4. The method of claim 1 for cascade object recognition based on deep learning, wherein: and each stage of the multi-stage detection algorithm selects one or more detection models to realize the stage-by-stage detection of the target salient region and the type of the image.

5. The method of claim 1 for cascade object recognition based on deep learning, wherein: the multi-stage detection algorithm can select a one-stage or two-stage deep learning algorithm structure and is used for realizing the detection of the target area and the type of the inspection image.

6. The method of claim 3 for cascade object recognition based on deep learning, wherein: and performing multi-stage network model prediction by using the multi-path images after image processing, and executing a non-maximum value suppression method in each stage of prediction to determine a final detection result.

7. The method of claim 1 for cascade object recognition based on deep learning, wherein: the content predicted by the detection algorithm is the shape deviation degree and the class confidence degree of the target class.

8. The cascade target recognition system based on deep learning is characterized in that: the method comprises the following steps:

the model building and training module is configured to select a first-level or second-level deep learning target region detection algorithm model for training;

the target sample acquisition module is configured to acquire a sample to be detected of the inspection image, preprocess the sample, input a plurality of paths of samples into a next-stage detection algorithm, perform stage-by-stage positioning and classification on a target salient region, and acquire a plurality of paths of target regions and target types;

and the identification module is configured to input the multipath previous-stage target areas into a next-stage detection algorithm, realize step-by-step iterative intelligent prediction, predict and infer the final target area, classify the target type and finally acquire the area and the category of the target.
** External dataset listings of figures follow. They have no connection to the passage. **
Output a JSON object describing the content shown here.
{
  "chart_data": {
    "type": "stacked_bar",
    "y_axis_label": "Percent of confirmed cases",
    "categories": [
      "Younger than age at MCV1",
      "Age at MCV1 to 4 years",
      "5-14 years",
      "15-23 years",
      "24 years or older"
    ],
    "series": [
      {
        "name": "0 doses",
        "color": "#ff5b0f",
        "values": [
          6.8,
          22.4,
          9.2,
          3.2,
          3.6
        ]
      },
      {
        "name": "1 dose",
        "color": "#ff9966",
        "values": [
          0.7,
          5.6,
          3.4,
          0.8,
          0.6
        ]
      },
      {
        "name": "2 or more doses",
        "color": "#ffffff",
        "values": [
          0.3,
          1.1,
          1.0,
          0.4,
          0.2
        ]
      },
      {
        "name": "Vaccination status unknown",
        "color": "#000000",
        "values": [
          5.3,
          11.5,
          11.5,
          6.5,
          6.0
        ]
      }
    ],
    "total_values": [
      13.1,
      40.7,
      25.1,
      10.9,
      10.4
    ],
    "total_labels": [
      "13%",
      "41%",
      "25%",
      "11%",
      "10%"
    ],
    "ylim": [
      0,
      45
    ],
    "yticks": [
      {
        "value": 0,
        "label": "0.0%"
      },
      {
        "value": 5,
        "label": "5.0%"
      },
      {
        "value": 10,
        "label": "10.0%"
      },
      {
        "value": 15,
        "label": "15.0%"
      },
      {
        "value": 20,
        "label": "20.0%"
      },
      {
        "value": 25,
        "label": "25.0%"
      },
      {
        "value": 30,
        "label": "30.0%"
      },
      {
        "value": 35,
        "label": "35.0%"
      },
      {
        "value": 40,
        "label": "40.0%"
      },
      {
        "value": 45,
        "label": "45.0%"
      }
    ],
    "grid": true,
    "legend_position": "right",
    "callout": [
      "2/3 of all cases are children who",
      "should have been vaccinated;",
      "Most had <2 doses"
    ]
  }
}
9. A computer-readable storage medium characterized by: a plurality of instructions stored therein, the instructions being adapted to be loaded by a processor of a terminal device and to perform all or part of the steps of the deep learning based cascaded object recognition method of any one of claims 1-7.

10. A terminal device is characterized in that: the system comprises a processor and a computer readable storage medium, wherein the processor is used for realizing instructions; the computer readable storage medium is used for storing a plurality of instructions, which are suitable for being loaded by a processor and executing all or part of the steps of the deep learning based cascading object recognition method of any one of claims 1-7.